5 minutes: Decide, as a group, what tools you want to use to build a predictive regression model and in what order.
20-30 minutes: Open up template Rmd from Moodle, copy code from individual Rmd’s to Implementation section to implement the agreed upon order as first draft.
You’ll need to refine and adjust code as you go.
One person will need to take “Lead” on typing but everyone should have a say in the conceptual choices. Decide on a way to share this code.
5 minutes: Decide who is going to “Lead” the writing of each section of the template and who is going to “Review” each section.

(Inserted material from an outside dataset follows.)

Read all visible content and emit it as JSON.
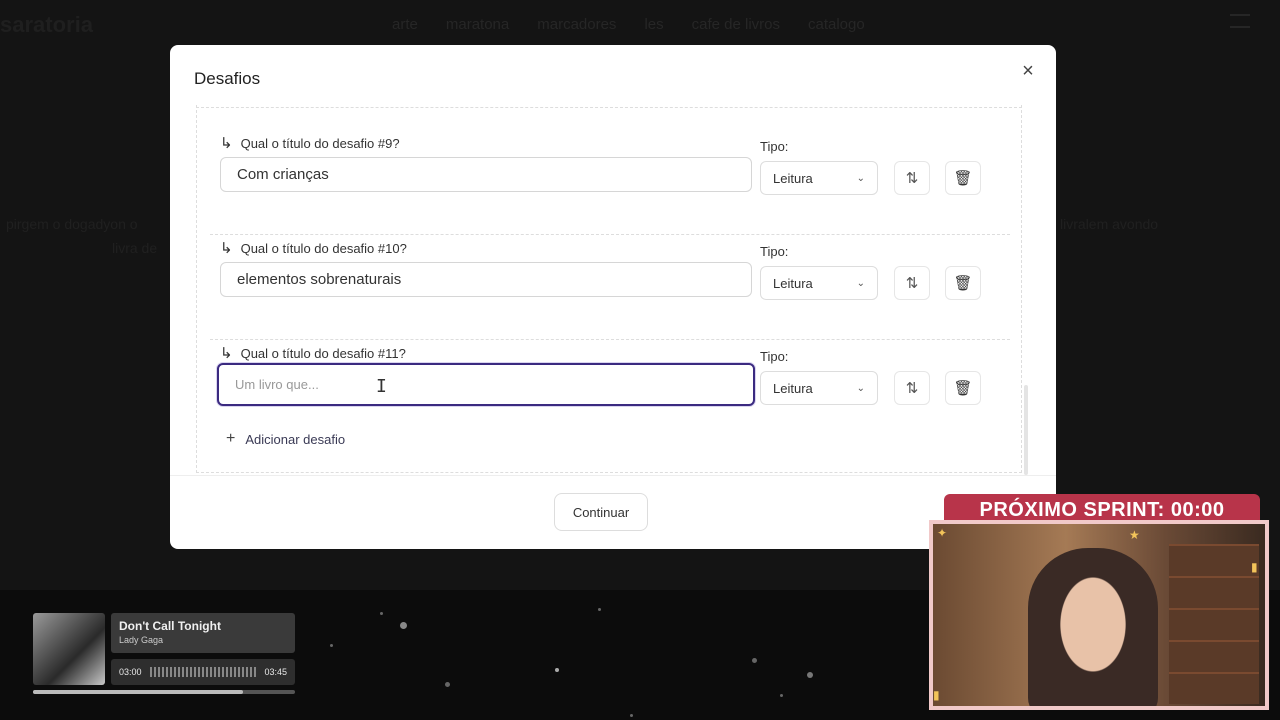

Each section should have one lead who will write the first draft of text and another person to review/edit/improve.
Data (can be paired with Research Question)
Who, what, where, when, why, how
Given insight into the outcome and summary of available predictors (no list and no R variable names)
Model Building
Describe the tools and the order in which tools are used to build the model; justifying those choices
Model Evaluation
Answer the four questions in paragraph form
Work on sections and touch base with each other as needed.
After Class
Reflection & Review
Use Concept Map to help you with HW4 and synthesis for Concept Quiz 1.
Group Assignment
Before leaving, you should have a clear idea of what you are going to contribute to the assignment.
Upcoming due dates
Thursday: CP8 before class (classification via logistic regression)
Thursday: HW 4 (posted on Moodle)
Tuesday Feb 27: Concept Quiz 1 on Units 1–3 (up to and including today)
Work on Concept Map as a way to review & synthesize